You’ll meet up with Asuka in a classroom each time a session starts. You’ll trigger a dream sequence and then start your quest to massage and touch key parts of her body that are based around colors. Each ending is centered around a certain color, so targeting different parts of her body via each playthrough is essentially the gameplay loop here. While each dream sequence offers up a different situation that you find Asuka in, each story ends up revolving around you having free reign to touch her body.
You can touch her head, shoulders, arms, breasts, stomach, legs, and well, everywhere. She will become embarrassed or indicate that certain zones are inappropriate, so you will need to focus on areas that arouse her. Once you’ve found a spot that works and is the color you need, this will trigger yet another dream sequence and will be focused on a certain type of massage based around either using your hands, a brush, a roller, and well, check the screenshot below at this so-called “massager”. Each mini-game is then based around finding a designated rhythm and keeping your movements in check with a target zone while filling up a meter before time runs out.
Now, these actions are dubbed by the game as Reflexology, which is actually a real thing. Known as zone therapy, Reflexology is an alternative medicine that is centered around applying pressure to a patient’s feet or hands without the use of oils or lotions. While the game starts out with you massaging Asuka’s hands, you certainly then move away from the true art of Reflexology during every other aspect of this game. It is here during these “gameplay” moments, that the game referrers to as Glorious Reflexology, where you will use the Joycon motion sensors to perform a series of simplistic mini-games. Massaging with your hands is done by moving the pair of Joycon’s like the beating of a drum, where the roller is performed by tilting a single Joycon down and up in a repeated motion.

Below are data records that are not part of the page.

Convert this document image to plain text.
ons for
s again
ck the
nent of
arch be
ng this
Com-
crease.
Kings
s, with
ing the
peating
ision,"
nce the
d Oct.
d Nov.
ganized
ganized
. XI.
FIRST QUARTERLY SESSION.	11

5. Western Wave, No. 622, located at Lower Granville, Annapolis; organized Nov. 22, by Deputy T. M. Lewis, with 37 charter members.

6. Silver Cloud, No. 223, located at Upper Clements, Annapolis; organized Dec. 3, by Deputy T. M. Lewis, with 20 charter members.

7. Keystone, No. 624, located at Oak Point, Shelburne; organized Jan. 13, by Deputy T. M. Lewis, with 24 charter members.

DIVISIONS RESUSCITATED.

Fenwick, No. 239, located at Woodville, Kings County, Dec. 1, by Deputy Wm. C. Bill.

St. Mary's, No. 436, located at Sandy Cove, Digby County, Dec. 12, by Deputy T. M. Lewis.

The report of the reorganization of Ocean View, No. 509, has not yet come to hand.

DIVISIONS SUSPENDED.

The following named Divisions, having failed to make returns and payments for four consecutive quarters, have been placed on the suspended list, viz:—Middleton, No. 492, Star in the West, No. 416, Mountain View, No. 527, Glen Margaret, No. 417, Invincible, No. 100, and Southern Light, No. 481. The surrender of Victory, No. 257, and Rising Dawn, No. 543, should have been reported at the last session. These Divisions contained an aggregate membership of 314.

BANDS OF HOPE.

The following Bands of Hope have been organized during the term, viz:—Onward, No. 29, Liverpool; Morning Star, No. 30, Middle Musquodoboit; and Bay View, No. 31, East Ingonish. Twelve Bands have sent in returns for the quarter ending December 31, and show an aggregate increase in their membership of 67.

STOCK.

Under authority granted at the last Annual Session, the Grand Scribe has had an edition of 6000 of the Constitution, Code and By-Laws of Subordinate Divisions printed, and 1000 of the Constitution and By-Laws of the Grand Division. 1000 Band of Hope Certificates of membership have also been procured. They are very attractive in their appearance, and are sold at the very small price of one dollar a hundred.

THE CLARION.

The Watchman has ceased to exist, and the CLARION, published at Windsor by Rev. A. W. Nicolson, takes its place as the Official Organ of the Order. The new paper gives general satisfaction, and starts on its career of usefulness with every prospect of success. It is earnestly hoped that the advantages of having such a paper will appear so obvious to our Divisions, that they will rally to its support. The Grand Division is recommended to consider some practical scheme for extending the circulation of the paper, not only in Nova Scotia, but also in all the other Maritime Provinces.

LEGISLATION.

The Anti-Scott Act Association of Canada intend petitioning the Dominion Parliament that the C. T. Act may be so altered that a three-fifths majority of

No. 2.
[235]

From a gameplay perspective, there is nothing really engaging about any of the few mini-games offered here and not a single action present is fun in any real way. Again, there is plenty of fan service on display here, but none of the series’ charm.
To make matters worse, the game also offers up a vast assortment of DLC options featuring not only new outfits, poses, and hair styles, but some of the other girls from the series as well. These content packs for Yumi and Murasaki are priced at the same cost as the main game and feature additional outfits and their own dialogue-based story changes, but sadly no additional mini-games to add anything substantial to the game. As the Japanese version is already loaded with several more girls through DLC, it seems that XSeed is following the industry trend of drip feeding content to the game via micro-transactions than delivering a complete overall package.
Apart from the few mini-games present, every feature included here has been a part of the series before. Previous entries have let us change their hair, their clothes, and putting them in various poses again and again. Hell, PS4 users can do that already with Peach Beach Splash. Reflexions is essentially side content re-purposed and sold separately as a stand alone product that is such a step backwards for the series that it will do far more harm to the brand than good. Again, I’m not denying that fan service isn’t one of the main reasons that the series is popular in the first place, it’s just that this series deserves so much more than this hollow and unrewarding experience.
Senran Kagura Reflexions was purchased by the reviewer.
All Screenshots were taken on a Nintendo Switch.